Car les défis à venir sont colossaux. Ferrari prépare activement une SF-26 transformée pour Miami, profitant de cette longue pause pour revenir avec des évolutions majeures. La FIA a également donné son feu vert pour une mise à niveau moteur de Ferrari dans le cadre de l’ADUO. La concurrence ne reste pas inactive.
Les défis qui attendent le leader à Miami et au-delà
Antonelli en est pleinement conscient : mener le championnat après trois courses n’est qu’un début. Avec une maturité désarmante, il a déclaré : « Il est trop tôt pour songer au titre, mais nous sommes sur la bonne voie. » Avant d’identifier clairement son principal point faible : « Je dois m’entraîner davantage sur les départs, notamment sur le lâcher d’embrayage, pour mieux le ressentir. C’est clairement un point à améliorer cette saison. »

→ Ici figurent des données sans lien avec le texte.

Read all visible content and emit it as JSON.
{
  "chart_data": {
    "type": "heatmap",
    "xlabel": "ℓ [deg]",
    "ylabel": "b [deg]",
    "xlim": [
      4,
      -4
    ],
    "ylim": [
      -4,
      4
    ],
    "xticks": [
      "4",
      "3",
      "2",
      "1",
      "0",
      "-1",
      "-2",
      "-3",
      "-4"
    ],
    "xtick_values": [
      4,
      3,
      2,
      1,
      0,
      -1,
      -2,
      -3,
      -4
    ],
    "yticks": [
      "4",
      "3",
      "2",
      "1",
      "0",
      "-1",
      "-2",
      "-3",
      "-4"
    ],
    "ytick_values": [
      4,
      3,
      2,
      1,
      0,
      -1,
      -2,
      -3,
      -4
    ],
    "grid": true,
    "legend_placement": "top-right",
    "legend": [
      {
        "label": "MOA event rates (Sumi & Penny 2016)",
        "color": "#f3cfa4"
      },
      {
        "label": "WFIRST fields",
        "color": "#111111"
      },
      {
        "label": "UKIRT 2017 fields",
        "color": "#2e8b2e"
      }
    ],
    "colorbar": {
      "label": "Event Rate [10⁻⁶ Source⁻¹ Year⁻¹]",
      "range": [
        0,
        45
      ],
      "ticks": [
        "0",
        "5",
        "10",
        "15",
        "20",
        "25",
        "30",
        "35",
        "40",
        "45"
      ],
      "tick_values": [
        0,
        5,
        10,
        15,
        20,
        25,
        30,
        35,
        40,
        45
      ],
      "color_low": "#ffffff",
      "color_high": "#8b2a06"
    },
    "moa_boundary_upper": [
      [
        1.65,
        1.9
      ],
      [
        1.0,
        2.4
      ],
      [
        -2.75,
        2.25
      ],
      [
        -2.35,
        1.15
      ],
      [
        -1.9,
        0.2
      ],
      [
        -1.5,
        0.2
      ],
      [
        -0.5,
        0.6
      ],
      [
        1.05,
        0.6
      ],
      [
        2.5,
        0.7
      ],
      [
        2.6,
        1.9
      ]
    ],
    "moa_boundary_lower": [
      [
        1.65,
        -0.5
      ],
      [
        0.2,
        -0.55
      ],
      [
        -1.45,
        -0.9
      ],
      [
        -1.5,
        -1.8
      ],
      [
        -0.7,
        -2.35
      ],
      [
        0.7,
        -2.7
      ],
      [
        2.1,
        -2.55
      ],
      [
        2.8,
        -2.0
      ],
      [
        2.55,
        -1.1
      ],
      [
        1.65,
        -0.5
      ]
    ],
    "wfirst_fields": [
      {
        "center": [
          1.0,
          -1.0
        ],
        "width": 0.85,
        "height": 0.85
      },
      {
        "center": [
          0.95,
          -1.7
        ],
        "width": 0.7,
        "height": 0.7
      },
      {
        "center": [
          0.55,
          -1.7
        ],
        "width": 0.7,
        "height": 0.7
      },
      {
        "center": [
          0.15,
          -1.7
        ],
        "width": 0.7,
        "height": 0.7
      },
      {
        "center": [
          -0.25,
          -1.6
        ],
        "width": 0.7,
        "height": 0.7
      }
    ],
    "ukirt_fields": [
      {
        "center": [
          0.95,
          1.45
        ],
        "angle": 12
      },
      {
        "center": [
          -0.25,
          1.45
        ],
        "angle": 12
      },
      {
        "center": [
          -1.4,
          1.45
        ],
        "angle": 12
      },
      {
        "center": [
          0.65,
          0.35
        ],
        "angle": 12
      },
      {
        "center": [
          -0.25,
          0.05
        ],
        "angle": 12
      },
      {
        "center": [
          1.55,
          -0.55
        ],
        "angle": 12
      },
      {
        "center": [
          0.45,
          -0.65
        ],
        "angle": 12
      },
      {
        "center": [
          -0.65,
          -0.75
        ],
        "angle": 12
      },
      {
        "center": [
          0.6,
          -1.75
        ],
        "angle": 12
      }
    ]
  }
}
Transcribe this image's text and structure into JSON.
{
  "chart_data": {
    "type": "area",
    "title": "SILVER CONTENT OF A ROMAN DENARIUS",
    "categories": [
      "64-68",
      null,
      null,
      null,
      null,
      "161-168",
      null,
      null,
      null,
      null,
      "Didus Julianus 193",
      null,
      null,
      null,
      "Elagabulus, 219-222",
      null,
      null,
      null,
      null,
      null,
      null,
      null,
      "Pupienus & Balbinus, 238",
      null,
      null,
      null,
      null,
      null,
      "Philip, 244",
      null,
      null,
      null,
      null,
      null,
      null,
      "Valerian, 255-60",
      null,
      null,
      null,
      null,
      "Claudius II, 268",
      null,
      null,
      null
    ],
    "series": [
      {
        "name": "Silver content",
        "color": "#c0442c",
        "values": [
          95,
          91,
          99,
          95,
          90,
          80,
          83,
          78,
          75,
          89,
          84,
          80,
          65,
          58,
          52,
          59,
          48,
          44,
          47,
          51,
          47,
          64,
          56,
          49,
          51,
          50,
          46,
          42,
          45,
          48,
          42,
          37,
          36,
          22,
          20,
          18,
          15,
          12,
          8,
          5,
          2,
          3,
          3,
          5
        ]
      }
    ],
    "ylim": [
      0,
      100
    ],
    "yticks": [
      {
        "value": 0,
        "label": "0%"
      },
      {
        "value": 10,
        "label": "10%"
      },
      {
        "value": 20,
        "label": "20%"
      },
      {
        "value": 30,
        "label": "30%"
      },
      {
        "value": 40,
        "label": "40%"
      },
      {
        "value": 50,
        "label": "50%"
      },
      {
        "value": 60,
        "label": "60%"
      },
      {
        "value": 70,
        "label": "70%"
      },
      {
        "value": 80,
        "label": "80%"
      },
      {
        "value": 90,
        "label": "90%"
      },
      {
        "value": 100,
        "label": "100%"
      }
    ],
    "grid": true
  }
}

La saison européenne s’annonce comme un test décisif. Son coéquipier George Russell, qui le devance de neuf points avec 63 unités, possède une expérience considérable sur ces circuits où Antonelli avait peiné à s’imposer l’an passé. L’écart en qualifications entre les deux pilotes Mercedes n’est que de 106 millièmes en faveur de Russell — une marge infime qui peut s’inverser à tout moment.
En attendant, sous le soleil de Tavullia, Kimi Antonelli dérape, glisse et rit. Le champion en devenir recharge ses batteries là où le sport automobile retrouve sa forme la plus pure : celle du plaisir, sans chronomètre, sans caméras, sans pression. Exactement ce dont il a besoin avant de s’élancer vers Miami.